Liam took his underpants off because they were not clean. He took his socks off because they were not clean. He probably thought, as the cold water flooded his shoes, cleansing thoughts.  
I know, as I write about these three things: the jacket, the stones, and my brother’s nakedness underneath his clothes, that they require me to deal in facts. It is time to put an end to the shifting stories and the waking dreams. It is time to call an end to romance and just say what happened in Ada’s house, the year that I was eight and Liam was barely nine.  

The Gathering is a wonderful novel. But it’s not my kind of wonderful novel—at least not right now. I mean to say that timing likely has a lot to do with taste. As literary agent Jonny Geller says, “You read some books at the wrong time in your life. It’s not their fault.”

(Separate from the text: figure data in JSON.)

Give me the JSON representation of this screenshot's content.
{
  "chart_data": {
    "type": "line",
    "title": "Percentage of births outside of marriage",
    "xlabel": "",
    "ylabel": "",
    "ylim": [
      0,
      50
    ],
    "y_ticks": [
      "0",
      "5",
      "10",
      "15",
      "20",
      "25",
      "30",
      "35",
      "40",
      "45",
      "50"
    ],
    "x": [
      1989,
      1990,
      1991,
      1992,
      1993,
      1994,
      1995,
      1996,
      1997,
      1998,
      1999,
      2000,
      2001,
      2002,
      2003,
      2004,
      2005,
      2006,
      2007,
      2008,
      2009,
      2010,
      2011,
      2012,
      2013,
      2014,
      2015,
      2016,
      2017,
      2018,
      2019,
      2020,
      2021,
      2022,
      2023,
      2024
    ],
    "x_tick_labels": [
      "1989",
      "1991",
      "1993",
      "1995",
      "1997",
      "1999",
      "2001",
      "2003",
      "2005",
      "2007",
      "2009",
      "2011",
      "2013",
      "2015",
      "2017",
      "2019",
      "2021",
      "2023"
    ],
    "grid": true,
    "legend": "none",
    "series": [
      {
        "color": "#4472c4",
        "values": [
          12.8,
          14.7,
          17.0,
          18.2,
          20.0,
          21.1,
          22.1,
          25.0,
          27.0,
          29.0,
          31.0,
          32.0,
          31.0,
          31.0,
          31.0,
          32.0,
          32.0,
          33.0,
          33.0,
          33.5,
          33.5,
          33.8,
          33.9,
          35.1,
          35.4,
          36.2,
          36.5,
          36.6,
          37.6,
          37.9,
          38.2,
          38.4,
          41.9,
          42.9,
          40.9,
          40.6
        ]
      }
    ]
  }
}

It’s the wrong time in my life, so it’s not Anne Enright’s fault. I happened to start reading The Gathering just after I bought a copy of Necessary Errors, Caleb Crain’s debut novel. Naturally, I wanted to immediately read the Crain (have you read James Wood’s glowing review in the New Yorker?), and to not get involved in anything that would distract me from it. But I’d already begun the Enright, and I didn’t want to not finish it. Meanwhile, the new Donna Tartt came out, and Alice Munro won the Nobel Prize, and Eleanor Catton, for her The Luminaries, won the Booker, an award that Enright herself took in 2007 for The Gathering. So there were three female authors I suddenly became more interested in reading than I was in reading Enright. It’s kind of embarrassing to admit, but I probably didn’t give The Gathering the attention it deserves.

The wrong time: my father also got sick. The Gathering, which really is a story about the horrors and wonders of love (among members of a big Irish family, the Hegartys)—or, in A.L. Kennedy’s own words, of “love’s stupidity—an outpouring of energy towards people who are always destined to disappoint, to be disappointed and, above all, who are compelled to leave us in the most devastating way, by dying”—The Gathering became a book that I couldn’t bear to read in the hospital, no matter how lyrically the story is told. Which isn’t to say that I didn’t decide to labor over it anyway. (The word ‘labor’ is unfair; if there’s one thing I can learn from Enright and Munro, it’s the amazing carefulness with which they choose their words—a carefulness that makes the former’s voice as Irish as the latter’s is Canadian.) I’ll probably read it again, but not anytime soon—maybe when I reach a time or the age when I have much more patience. 

In any event, I won’t attempt a critique now. And I definitely won’t share some people’s opinion that Enright’s descriptions of the narrator’s husband’s flaccid penis were unnecessary—this is a genital novel, full of dark, sad entanglements of bodies, bones, skin, and sex. Describe away!